I remember that telling my Aji about the deepest part of myself, my love of another man, felt so outside of the realm of possibility — that I would rather die than admit to her that there was a cock in the fowl house. I imagined a world where I would be safe from the truth: that I could have a split life where there was an outside Rajiv and an inside Rajiv. As though I could only ever be only half a person at any one time — the other half of me hiding in shadow. In editing and rewriting this memoir in the time of the pandemic, I was able to see my story in a different perspective — from a glance where I already knew the outcome: that my Aji would have a reaction completely different from what I imagined. Her grace and acceptance were unparalleled in my family.

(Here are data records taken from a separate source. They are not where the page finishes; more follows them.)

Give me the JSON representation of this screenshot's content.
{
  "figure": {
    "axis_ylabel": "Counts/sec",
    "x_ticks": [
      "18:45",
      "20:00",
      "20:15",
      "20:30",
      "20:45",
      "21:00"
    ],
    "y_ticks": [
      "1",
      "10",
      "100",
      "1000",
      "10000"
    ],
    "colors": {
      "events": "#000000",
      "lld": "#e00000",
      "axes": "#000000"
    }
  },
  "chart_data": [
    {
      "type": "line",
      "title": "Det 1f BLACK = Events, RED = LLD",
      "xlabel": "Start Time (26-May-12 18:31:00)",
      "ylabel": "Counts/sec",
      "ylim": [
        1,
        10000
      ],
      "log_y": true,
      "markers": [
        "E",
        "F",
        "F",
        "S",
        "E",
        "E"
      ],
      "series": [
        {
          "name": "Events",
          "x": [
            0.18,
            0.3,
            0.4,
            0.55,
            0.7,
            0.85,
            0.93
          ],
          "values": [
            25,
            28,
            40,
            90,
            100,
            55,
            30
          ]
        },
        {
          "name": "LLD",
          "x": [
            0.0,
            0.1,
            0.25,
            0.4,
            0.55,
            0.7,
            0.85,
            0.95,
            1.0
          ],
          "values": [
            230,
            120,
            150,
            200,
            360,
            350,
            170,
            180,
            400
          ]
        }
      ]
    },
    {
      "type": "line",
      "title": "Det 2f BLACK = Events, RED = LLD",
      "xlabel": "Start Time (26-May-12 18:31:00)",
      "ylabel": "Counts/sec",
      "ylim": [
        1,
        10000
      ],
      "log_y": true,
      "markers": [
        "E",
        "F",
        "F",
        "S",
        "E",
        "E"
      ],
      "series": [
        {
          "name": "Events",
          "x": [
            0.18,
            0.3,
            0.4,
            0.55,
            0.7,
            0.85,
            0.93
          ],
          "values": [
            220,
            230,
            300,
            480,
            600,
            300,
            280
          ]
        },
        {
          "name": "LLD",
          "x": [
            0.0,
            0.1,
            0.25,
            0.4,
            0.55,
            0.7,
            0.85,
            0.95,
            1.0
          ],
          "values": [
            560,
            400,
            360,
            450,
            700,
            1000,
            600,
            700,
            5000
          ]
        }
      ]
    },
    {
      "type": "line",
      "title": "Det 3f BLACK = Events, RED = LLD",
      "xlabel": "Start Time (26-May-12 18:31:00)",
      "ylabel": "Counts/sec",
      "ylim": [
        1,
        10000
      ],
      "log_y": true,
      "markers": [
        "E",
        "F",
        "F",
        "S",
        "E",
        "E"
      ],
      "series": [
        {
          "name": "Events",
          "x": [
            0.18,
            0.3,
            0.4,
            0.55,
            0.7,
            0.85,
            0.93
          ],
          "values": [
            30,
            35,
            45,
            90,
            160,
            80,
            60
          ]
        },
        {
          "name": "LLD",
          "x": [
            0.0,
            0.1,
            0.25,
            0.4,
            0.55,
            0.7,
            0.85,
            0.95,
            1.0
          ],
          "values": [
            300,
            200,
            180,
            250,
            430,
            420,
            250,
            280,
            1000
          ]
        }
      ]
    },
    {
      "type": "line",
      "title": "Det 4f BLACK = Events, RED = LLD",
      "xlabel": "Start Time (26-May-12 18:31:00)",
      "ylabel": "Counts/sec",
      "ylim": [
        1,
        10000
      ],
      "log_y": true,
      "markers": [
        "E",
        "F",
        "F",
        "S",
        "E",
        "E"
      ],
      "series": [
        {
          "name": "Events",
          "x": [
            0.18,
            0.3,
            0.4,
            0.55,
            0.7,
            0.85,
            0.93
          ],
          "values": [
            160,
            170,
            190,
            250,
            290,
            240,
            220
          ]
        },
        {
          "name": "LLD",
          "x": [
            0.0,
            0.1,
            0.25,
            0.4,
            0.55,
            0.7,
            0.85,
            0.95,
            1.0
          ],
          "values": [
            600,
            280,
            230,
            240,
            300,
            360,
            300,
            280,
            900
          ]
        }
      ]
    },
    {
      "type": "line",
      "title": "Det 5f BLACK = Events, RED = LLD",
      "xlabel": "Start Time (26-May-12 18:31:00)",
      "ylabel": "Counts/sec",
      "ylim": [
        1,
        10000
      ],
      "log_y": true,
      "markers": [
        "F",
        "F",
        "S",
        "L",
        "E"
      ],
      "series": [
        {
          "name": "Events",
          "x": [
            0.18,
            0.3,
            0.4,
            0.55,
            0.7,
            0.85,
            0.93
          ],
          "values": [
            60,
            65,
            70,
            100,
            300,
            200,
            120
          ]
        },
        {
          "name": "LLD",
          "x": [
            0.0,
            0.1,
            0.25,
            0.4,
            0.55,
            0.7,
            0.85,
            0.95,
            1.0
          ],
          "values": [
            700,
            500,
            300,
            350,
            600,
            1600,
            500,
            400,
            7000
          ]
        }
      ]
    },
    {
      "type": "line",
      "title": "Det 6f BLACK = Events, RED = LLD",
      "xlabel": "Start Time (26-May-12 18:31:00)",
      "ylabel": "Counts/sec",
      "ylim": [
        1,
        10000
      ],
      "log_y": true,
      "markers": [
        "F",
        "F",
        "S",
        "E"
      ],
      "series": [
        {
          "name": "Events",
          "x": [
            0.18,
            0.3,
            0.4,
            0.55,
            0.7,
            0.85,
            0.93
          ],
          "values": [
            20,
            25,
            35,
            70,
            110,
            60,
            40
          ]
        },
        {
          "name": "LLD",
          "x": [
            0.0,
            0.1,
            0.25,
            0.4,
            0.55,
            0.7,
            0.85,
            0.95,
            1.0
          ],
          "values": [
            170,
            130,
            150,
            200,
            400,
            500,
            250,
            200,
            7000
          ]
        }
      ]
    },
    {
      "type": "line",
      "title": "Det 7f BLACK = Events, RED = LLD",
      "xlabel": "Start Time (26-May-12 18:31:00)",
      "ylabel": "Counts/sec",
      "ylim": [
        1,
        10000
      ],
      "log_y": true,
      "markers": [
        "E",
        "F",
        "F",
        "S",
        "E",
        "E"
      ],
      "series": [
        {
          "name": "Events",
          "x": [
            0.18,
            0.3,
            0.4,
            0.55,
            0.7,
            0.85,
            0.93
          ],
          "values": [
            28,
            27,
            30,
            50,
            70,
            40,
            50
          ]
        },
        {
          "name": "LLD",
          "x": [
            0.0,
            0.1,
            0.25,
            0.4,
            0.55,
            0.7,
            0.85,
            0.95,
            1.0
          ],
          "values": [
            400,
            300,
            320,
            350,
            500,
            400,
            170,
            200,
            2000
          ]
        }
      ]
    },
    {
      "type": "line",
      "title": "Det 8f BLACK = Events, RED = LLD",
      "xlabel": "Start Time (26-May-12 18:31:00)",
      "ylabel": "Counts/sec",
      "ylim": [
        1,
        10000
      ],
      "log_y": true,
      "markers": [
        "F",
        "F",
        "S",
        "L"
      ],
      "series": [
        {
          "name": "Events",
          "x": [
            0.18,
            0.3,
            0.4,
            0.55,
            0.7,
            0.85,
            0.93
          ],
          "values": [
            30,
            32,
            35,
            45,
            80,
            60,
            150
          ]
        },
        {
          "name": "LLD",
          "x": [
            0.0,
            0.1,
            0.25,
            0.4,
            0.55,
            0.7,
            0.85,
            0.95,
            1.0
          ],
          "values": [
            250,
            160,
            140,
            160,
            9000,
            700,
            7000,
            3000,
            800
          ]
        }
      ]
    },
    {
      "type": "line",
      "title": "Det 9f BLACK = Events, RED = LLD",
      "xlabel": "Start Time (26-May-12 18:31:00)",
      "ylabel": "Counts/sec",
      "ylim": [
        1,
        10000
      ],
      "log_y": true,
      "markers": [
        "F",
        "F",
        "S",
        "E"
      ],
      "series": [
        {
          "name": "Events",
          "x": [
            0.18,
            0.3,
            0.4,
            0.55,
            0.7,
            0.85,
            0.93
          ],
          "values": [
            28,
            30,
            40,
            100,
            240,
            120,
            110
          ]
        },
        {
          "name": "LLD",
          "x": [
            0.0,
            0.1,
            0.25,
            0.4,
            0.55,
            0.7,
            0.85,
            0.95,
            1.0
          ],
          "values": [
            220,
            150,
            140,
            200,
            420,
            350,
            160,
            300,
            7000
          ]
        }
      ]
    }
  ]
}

And now, as the world opens its arms once more, as NYC opens itself up through vaccination, I find myself back in the city where I learned to be whole, the very place I relearned how to be West Indian but this time without my Guyanese family that lived in Queens. I want to celebrate the broken sidewalks of Richmond Hill and Ozone Park where I saw metaphors for my own survival: bora growing wildly in gardens, backyard parties where queers danced with queers to Soca and Chutney. To Sundari. To all antiman kind. To kissing a boyfriend. To Babla and Kanchan at a Chutney Pride event. I want to praise the poetry of our elders with gold teeth. I want to praise the J and E trains of Jamaica, Queens. I want to do this because every celebration is a celebration of now. I don’t want to put off my life any more, but wish to live wholly. If this whole pandemic taught me anything it was that life is now. That the time to sway with joy is this very instant.
So I say to you all to celebrate the very magic that cast us into bodies: to that very music that beats within us. We don’t have to wait for a time when we will all be “equal” in the eyes of the law. That day is not here now. We are here now with our queernesses, our kinks, our desires, and our Sundaris. Look around you for the things that will help you to keep going, to keep crossing despite the government’s need to destitute us in America, despite being unwanted in our own Caribbean countries. We are forging a new bravery, built through our disjointed and fissures, that is infinitely fertile.
The things that I have learned about my own resilience during the pandemic was that I am stronger when I have others around me, we are stronger together — even through video conferencing. We find new ways to meaningfully connect to one another. In some ways this was the least alone I’ve ever felt. In some ways…. I realized that I need people. That I need to more deliberately celebrate joy. That being Caribbean means that we are a people forged through destitution and colonization and that we are galvanized twice over — made stronger by all of the constituent elements that bring us our beauty and sturdiness. I have learned that yes, I am queer, an antiman and this is my strength. This is our Brown and Black power, a force that when untied can never be torn down no matter how many bottles they smash on our heads. That we will be there to hold one another. Remember we are the children of adventurers and survivors. We have reclaimed our humanity when it was stripped away. We are adaptable and we are goddam beautiful magic.